Com a flexibilização da responsabilidade limitada no Brasil, nos encontramos hoje num extremo de inexistência dessa proteção na prática, o que acaba nos colocando diante de três problemas. 

Em primeiro lugar, problemas de custos econômicos: o esgarçamento dos mecanismos societários de proteção à responsabilidade limitada praticamente inviabiliza a atividade empresarial, pois gera um desincentivo àqueles que pretendem abrir seus negócios por conta dos riscos que são colocados em jogo.
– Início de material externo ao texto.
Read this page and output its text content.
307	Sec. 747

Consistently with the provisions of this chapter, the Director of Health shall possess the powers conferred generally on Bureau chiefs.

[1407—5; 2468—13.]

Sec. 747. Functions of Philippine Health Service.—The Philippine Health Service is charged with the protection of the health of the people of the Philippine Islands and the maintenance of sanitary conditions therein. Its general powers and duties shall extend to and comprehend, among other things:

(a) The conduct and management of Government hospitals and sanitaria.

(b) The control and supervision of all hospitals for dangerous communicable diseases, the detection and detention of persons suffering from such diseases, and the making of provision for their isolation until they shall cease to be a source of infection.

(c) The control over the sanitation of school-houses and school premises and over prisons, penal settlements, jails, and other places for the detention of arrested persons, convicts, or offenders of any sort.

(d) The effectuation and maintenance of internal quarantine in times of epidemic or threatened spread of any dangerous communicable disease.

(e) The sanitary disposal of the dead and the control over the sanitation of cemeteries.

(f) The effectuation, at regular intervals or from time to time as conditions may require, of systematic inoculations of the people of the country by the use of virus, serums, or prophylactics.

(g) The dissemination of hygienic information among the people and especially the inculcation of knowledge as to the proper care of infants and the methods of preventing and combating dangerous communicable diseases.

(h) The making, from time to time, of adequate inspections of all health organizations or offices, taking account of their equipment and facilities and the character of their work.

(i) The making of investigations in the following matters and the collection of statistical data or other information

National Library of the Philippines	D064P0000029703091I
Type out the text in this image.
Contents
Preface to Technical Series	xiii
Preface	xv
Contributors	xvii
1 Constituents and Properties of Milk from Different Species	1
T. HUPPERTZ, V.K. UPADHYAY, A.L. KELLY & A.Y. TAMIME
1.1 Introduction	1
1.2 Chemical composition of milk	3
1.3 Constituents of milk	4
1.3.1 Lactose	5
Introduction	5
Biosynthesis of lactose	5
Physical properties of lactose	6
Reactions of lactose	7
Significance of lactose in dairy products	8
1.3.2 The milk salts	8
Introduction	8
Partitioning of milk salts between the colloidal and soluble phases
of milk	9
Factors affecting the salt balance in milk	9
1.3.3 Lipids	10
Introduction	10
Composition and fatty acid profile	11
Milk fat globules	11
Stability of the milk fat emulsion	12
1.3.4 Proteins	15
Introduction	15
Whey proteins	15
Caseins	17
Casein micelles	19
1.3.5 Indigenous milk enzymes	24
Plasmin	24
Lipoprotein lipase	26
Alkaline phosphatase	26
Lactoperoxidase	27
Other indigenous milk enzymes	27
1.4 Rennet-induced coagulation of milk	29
O exemplo mais marcante são problemas enfrentados pelo BNDES quando deseja fazer investimento de private equity em pequenas empresas no Brasil e não consegue, tendo em vista o risco de ver o Estado devedor.

Segundo, há um dano à operabilidade do Direito. Isso porque nós temos um grande “laranjal” no Brasil, no sentido de que todos os negócios estão migrando para as mãos de “laranjas”. Não somente os pequenos negócios, mas também os grandes. Isso acontece porque o sócio deseja a responsabilidade limitada, mas por não conseguir, o negócio vai migrando para a mão de laranjas. Isso é um problema muito grave, na medida em que atrapalha a operabilidade do sistema jurídico, uma vez que o que está no papel vai se distanciando do que existe na prática. E aí começa a surgir esse estranhamento diante do Direito: o que é o Direito? Essas ficções maravilhosas construídas por professores e advogados sofisticados que não espelham nada da realidade do mundo? Esse é um sintoma do fim da responsabilidade limitada. 

Terceiro grave problema: dano à legitimidade política do direito. Porque quando legítimas expectativas dos sujeitos não podem ser atendidas em arranjos jurídicos que funcionam, a legitimidade política do Estado de Direito está em questão. 

Em última análise, se por um lado o Direito é técnico, o Direito também é valor. E dentro desses valores, a livre iniciativa é um valor um tanto esquecido no Brasil nos últimos anos. Se nós formos dar certo enquanto nação, será em boa medida da quebra de um bloqueio que existe entre ordem política e ordem econômica no Brasil. Me parece que o caminho possível pra isso é o do empoderamento do indivíduo e do cidadão. Nesse sentido, a defesa do empreendedorismo é um pedaço importante desse percurso que nós esperamos para o Brasil.